Anita Brookner was as likely to criticise my hairstyle as she was my essays on Baudelaire and French Romanticism. As my tutor at the Courtauld Institute of Art, she would hold her classes in a cramped attic study at the top of the building, in those days housed at 20 Portman Square.
'Oh, Katie, we must do something about that fringe,' she would say, offering me one of her untipped Woodbine cigarettes and balancing a small tin on her knee as an ashtray. She wasn’t joking: her own hair was always perfectly coiffed, making her head seem disproportionately large above her tiny, slender frame. She would sometimes be spotted in the grotty student basement canteen at lunchtime, nibbling on sliced-up apple or breaking a Kit Kat into tiny pieces.

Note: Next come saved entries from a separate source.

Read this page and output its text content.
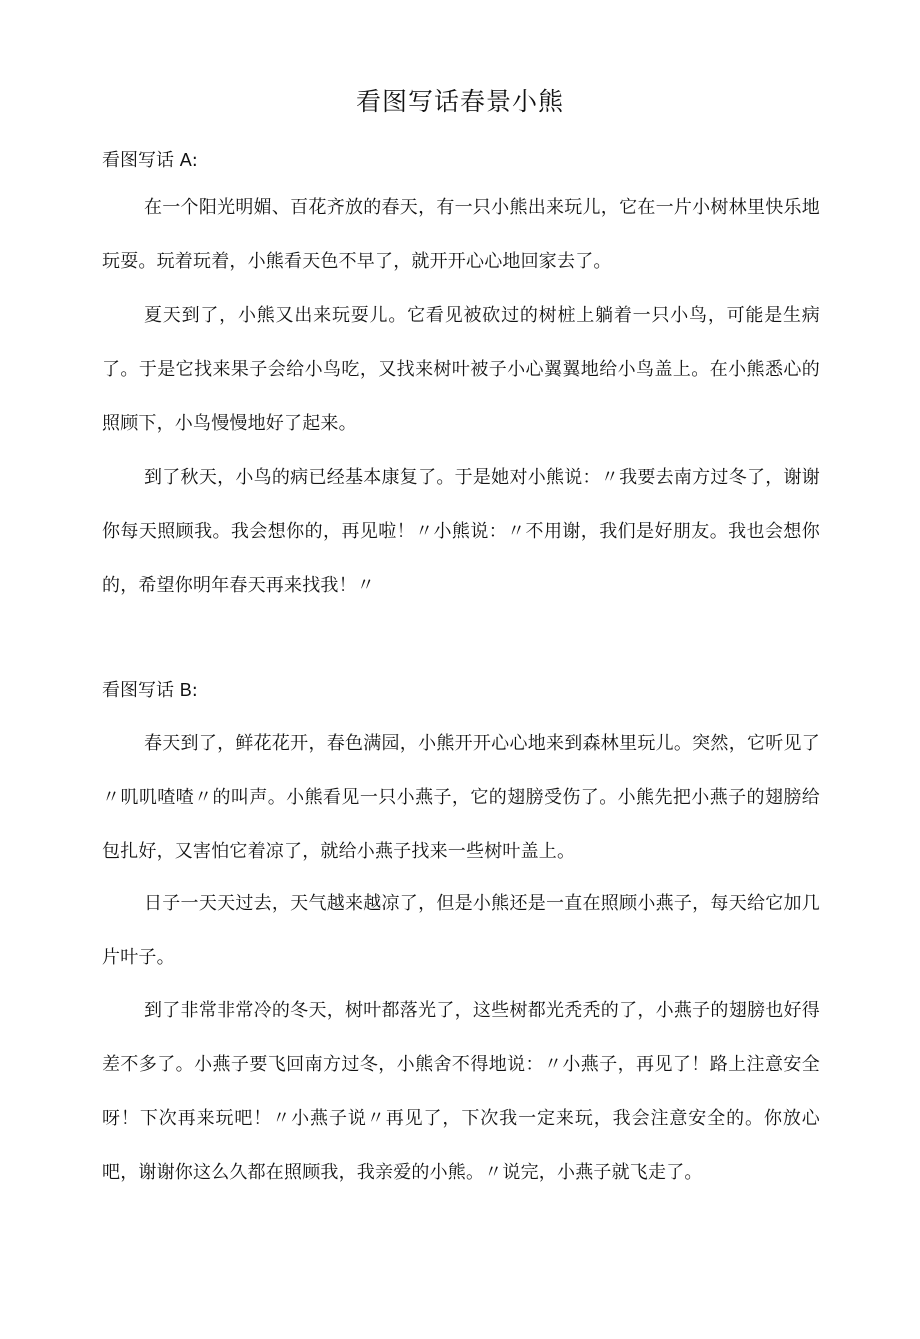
看图写话春景小熊
看图写话 A:

在一个阳光明媚、百花齐放的春天，有一只小熊出来玩儿，它在一片小树林里快乐地玩耍。玩着玩着，小熊看天色不早了，就开开心心地回家去了。

夏天到了，小熊又出来玩耍儿。它看见被砍过的树桩上躺着一只小鸟，可能是生病了。于是它找来果子会给小鸟吃，又找来树叶被子小心翼翼地给小鸟盖上。在小熊悉心的照顾下，小鸟慢慢地好了起来。

到了秋天，小鸟的病已经基本康复了。于是她对小熊说：〃我要去南方过冬了，谢谢你每天照顾我。我会想你的，再见啦！〃小熊说：〃不用谢，我们是好朋友。我也会想你的，希望你明年春天再来找我！〃

看图写话 B:

春天到了，鲜花花开，春色满园，小熊开开心心地来到森林里玩儿。突然，它听见了〃叽叽喳喳〃的叫声。小熊看见一只小燕子，它的翅膀受伤了。小熊先把小燕子的翅膀给包扎好，又害怕它着凉了，就给小燕子找来一些树叶盖上。

日子一天天过去，天气越来越凉了，但是小熊还是一直在照顾小燕子，每天给它加几片叶子。

到了非常非常冷的冬天，树叶都落光了，这些树都光秃秃的了，小燕子的翅膀也好得差不多了。小燕子要飞回南方过冬，小熊舍不得地说：〃小燕子，再见了！路上注意安全呀！下次再来玩吧！〃小燕子说〃再见了，下次我一定来玩，我会注意安全的。你放心吧，谢谢你这么久都在照顾我，我亲爱的小熊。〃说完，小燕子就飞走了。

Elegantly dressed in camel Burberry sweaters and skirts long before Kate Moss made them cool, Brookner was a formidable teacher who made her students question everything at those intimate, informal lessons. She would throw in personal comments, always appearing to observe our reactions minutely. It was 1980, and we were in our final year as BA students. Only months earlier the Courtauld’s director, Anthony Blunt, had been exposed as a spy and vanished.
[…]
For most of her life she lived alone in a red-brick mansion block in Kensington — describing that old-carpets-and-cabbage smell so evocatively in her novels. She never married or had children — to her great disappointment — but once said she would have liked to have had six sons, in deference to one of her favourite paintings, The Oath of the Horatii by her hero, the French Romantic painter Jacques-Louis David.

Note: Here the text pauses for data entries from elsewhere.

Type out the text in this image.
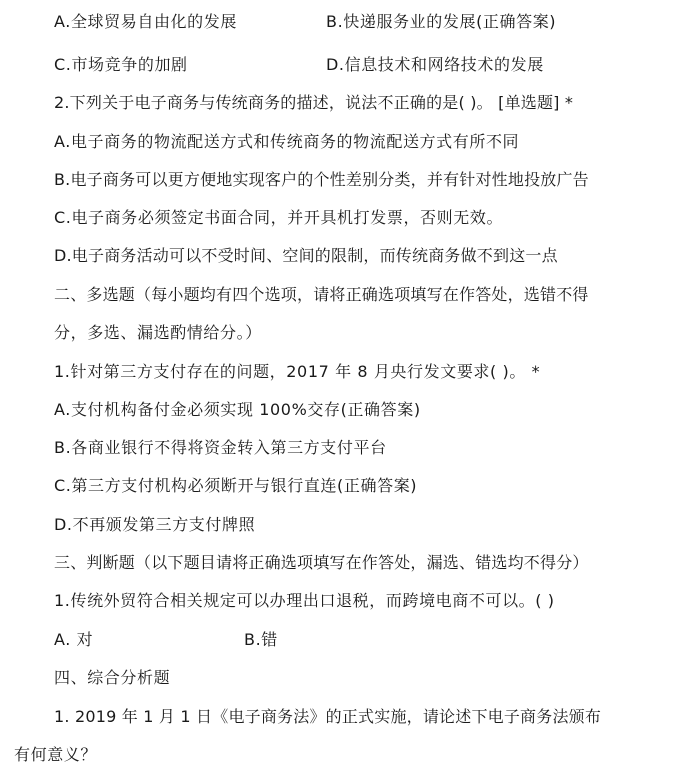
A.全球贸易自由化的发展	B.快递服务业的发展(正确答案)
C.市场竞争的加剧	D.信息技术和网络技术的发展
2.下列关于电子商务与传统商务的描述，说法不正确的是( )。 [单选题] *
A.电子商务的物流配送方式和传统商务的物流配送方式有所不同
B.电子商务可以更方便地实现客户的个性差别分类，并有针对性地投放广告
C.电子商务必须签定书面合同，并开具机打发票，否则无效。
D.电子商务活动可以不受时间、空间的限制，而传统商务做不到这一点
二、多选题（每小题均有四个选项，请将正确选项填写在作答处，选错不得
分，多选、漏选酌情给分。）
1.针对第三方支付存在的问题，2017 年 8 月央行发文要求( )。 *
A.支付机构备付金必须实现 100%交存(正确答案)
B.各商业银行不得将资金转入第三方支付平台
C.第三方支付机构必须断开与银行直连(正确答案)
D.不再颁发第三方支付牌照
三、判断题（以下题目请将正确选项填写在作答处，漏选、错选均不得分）
1.传统外贸符合相关规定可以办理出口退税，而跨境电商不可以。( )
A. 对	B.错
四、综合分析题
1. 2019 年 1 月 1 日《电子商务法》的正式实施，请论述下电子商务法颁布
有何意义？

While for me her best book remains A Start in Life — I still have my inscribed copy — the last was an e-book published in 2011 called 'At the Hairdresser's'. Its protagonist Elizabeth Warner only goes out to shop or have her hair done. 'I rather hope I shall die at the hairdresser’s, for they are bound to know what to do. At least that is what I tell myself,' says Warner.
I like to think Brookner would be pleased to know that that these days I too go the hairdresser at least once a month.